QUEM FEZ O QUE – O conselheiro Ronaldo Chadid é investigado desde as primeiras fases da Operação Lama Asfáltica e desta vez, a investigação descobriu a realização de frequentes encontros/reuniões entre o conselheiro e os servidores Parajara Moraes Alves Júnior e Douglas Avedikian.

“Os encontros ocorreriam semanalmente em uma sala de um edifício comercial em Campo Grande.

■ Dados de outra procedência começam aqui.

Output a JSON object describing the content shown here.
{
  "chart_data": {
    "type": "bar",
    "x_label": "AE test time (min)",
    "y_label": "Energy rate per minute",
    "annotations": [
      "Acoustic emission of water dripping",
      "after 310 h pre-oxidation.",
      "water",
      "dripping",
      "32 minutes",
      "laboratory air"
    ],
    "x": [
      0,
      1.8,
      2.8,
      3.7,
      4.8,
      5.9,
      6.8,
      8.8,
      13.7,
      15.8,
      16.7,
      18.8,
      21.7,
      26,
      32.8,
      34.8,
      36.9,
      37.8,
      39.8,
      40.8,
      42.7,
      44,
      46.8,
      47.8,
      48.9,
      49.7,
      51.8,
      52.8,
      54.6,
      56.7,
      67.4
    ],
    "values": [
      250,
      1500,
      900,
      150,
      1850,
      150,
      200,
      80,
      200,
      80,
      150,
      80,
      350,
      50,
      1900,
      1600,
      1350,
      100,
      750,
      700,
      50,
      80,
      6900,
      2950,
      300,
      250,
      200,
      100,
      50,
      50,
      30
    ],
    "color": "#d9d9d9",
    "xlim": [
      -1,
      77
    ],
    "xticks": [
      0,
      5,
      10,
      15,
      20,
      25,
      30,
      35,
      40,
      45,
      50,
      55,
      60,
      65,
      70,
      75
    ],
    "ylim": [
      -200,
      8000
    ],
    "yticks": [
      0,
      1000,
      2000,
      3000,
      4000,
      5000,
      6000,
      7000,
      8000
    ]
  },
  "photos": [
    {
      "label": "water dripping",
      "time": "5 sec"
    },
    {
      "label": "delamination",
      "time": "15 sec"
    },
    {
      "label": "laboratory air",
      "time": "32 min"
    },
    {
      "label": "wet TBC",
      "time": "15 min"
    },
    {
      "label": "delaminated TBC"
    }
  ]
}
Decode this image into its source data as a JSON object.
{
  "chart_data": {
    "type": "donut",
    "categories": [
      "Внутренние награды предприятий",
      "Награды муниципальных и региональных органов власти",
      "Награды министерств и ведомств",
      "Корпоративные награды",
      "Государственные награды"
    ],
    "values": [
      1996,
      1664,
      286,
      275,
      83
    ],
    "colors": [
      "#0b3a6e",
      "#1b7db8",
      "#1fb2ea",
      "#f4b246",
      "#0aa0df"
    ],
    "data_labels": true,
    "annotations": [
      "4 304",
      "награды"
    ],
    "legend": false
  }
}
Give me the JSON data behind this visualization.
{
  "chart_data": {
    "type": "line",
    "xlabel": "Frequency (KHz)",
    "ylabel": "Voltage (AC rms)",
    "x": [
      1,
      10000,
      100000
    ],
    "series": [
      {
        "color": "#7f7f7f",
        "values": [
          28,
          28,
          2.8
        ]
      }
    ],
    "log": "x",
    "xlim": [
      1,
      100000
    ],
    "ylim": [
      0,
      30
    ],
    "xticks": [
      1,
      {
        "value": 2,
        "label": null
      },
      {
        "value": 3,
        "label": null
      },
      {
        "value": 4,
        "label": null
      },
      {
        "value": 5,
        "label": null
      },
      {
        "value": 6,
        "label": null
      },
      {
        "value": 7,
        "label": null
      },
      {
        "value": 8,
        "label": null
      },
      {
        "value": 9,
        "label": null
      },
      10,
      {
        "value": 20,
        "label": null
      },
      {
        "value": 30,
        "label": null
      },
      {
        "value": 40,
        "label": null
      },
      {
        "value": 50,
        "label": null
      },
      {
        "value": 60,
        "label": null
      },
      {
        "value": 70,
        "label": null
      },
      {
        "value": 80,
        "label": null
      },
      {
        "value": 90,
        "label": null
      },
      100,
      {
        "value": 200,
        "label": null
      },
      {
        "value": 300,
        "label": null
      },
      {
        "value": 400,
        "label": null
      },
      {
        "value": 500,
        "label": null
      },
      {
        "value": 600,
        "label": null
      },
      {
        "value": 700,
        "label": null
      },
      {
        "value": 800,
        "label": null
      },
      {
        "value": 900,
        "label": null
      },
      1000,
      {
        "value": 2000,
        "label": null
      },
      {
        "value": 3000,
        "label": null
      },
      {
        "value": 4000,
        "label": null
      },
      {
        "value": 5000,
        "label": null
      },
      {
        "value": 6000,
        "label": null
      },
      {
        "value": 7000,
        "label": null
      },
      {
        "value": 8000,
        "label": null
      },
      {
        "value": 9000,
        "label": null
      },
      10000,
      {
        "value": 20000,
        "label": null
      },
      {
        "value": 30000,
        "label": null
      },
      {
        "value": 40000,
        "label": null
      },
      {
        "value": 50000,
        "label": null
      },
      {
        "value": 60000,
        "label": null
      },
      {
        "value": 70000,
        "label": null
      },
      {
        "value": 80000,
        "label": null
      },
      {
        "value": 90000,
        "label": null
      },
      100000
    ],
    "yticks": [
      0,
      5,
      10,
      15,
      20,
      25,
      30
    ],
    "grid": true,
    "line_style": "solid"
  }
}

Os referidos servidores estão diretamente envolvidos na contratação e fiscalização da empresa Dataeasy”, diz a decisão que proferiu as buscas e apreensões de hoje, bem como o monitoramento eletrônico de Chadid, Iran Coelho das Neves (presidente do Tribunal de Contas do Estado) e Waldir Neves.

Este último, conforme as alegações, “utiliza funcionários contratados pela empresa Dataeasy Consultoria e Informática Ltda para resolução de questões pessoais, sem qualquer relação com os serviços contratados e remunerados pelo Tribunal".

Policiais federais em movimentação no prédio do Tribunal de Contas hoje de manhã. (Foto: Marcos Maluf)
Policiais federais em movimentação no prédio do Tribunal de Contas hoje de manhã. (Foto: Marcos Maluf)

Além disso, Neves também foi identificado em grave situação de suposta solicitação de propina que envolve assessores dele e empresários de uma segunda empresa investigada, a L&L Comercial e Prestadora de Serviços.

Por fim, Iran Coelho “foi responsável por firmar os termos aditivos do contrato com a Dataeasy partir de janeiro de 2019 até a presente data, mesmo diante dos indícios de irregularidades apontados na deflagração da fase ostensiva das investigações em 08/06/2021”.